Les rendements des produits d’épargne sont-ils si bas que les Français ne prennent plus la peine de placer leur argent ? C’est ce que laisse entendre le dernier baromètre trimestriel de la Banque de France. Les dépôts à vue, c’est-à-dire les comptes courants, dans l’immense majorité non rémunérés, ont drainé 13,9 milliards d’euros au 1er trimestre 2015, contre 6,1 milliards à la même période en 2014. L’analyse de Cyril Blesson, associé du cabinet Pair Conseil, qui édite « Les Cahiers de l’épargne ».

13,9 milliards d’euros de collecte nette pour les comptes courants sur le premier trimestre 2015 : est-ce exceptionnel ?

« Il s’agit en effet d’une collecte extrêmement importante ! Après, il faut savoir que les premiers mois de l’année enregistrent traditionnellement des flux conséquents. Le premier trimestre, c’est celui du versement du 13e mois, de la prime de fin d’année, etc. 13,9 milliards, c’est vraiment beaucoup mais l’on peut penser que cela va se réguler sur l’ensemble de l’année. Nous tablons sur une collecte nette approchant les 20 milliards d’euros en 2015, un peu comme en 2014 [18,4 milliards pour les dépôts à vue selon les statistiques de la Banque de France, NDLR]. »

A-t-on vu d’aussi fortes collectes par le passé ?

« Pour le premier trimestre 2015, il s’agit encore de chiffres provisoires. Si l’on compare les collectes annuelles, l’année 2014 ne bat pas de record. Les comptes courants avaient enregistré un flux net de 19,2 milliards d’euros en 2009, puis de 17,3 milliards en 2010. »

Comment expliquez-vous ces statistiques ? 20 milliards de collecte par an, c’est plus que sur l’ensemble des livrets d’épargne.

« En 2009 et 2010, nous étions dans les années post-crise financière. Les Français affichaient clairement leur préférence pour le cash. »

Ils avaient peur de placer leur argent ?

« Oui, en quelque sorte. »

Et en 2014-2015 ?

« Nous sommes face à un phénomène de baisse de l’opportunité de placement. Aujourd’hui, vous ne perdez pas beaucoup d’argent en le laissant dormir sur votre compte courant : l’inflation est quasi nulle ; et les rendements des produits d’épargne sont en baisse. »

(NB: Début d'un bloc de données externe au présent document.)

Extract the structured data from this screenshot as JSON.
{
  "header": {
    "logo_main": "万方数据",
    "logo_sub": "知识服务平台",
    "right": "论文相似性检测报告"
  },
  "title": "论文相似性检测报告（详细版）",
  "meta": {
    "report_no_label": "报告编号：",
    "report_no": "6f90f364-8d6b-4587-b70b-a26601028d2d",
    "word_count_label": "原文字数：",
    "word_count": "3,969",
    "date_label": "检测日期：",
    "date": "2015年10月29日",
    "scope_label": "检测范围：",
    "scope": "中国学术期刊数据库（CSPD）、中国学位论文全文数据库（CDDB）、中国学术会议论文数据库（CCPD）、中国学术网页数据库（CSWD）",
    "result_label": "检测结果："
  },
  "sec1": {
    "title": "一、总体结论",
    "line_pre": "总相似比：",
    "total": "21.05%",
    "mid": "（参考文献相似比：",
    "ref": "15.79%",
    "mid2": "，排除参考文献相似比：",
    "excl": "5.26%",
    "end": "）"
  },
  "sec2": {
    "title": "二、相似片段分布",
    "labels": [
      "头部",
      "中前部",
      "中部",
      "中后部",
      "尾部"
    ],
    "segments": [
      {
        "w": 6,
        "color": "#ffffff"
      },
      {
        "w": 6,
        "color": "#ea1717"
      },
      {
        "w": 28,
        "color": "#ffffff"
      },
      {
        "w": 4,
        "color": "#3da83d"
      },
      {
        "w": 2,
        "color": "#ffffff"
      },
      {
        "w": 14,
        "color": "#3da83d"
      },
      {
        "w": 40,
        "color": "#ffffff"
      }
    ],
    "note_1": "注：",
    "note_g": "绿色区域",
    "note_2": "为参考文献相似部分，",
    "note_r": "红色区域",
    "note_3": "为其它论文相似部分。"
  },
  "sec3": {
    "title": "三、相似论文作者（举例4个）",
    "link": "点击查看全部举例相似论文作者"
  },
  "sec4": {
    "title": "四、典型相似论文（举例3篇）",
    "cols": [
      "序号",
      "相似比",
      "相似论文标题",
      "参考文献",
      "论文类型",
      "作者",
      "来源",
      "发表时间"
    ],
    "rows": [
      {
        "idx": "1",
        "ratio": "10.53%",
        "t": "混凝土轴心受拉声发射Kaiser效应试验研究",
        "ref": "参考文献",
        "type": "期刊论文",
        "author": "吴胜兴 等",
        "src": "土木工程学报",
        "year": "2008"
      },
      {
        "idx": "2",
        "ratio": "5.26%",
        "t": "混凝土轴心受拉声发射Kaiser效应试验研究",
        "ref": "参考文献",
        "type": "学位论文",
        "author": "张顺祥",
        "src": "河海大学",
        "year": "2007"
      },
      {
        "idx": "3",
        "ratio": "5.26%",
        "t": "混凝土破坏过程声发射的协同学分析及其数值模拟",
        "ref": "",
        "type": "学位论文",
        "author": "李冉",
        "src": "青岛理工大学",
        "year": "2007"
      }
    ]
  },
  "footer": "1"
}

Pensez-vous que la tendance va se confirmer ?

« Etant donné le niveau actuel des taux d’intérêt, et malgré leur léger rebond ponctuel, nous ne voyons pas de raison à ce que le rendement de l’épargne reparte à la hausse cette année. Nous ne pensons pas, par exemple, que le taux du Livret A va remonter. Nous ne pensons pas non plus, pour des raisons politiques, que le gouvernement va l’abaisser, même si la méthode de calcul du taux le permet. »

En 2014, ce sont le Plan épargne logement et l’assurance-vie qui ont le plus attiré l’épargne des Français. La tendance va-t-elle se confirmer en 2015 selon vous ?

« Nous pensons même que la collecte de l’assurance-vie va encore augmenter. Au premier trimestre, le Plan épargne logement a bénéficié de l’effet ''ouvrir un PEL à 2,50% au plus vite'', à la fin du mois de janvier. Le PEL va continuer d’attirer mais je pense que l’assurance-vie sera clairement le placement favori des Français en 2015. »

Nota bene : le baromètre trimestriel de la Banque de France porte sur les ménages (particuliers et entrepreneurs individuels) et institutions sans but lucratif au service des ménages. « Les entrepreneurs pèsent assez peu dans ces statistiques, nous pouvons donc aisément élargir le diagnostic d’une très forte collecte sur les comptes chèques aux seuls particuliers », juge Cyril Blesson.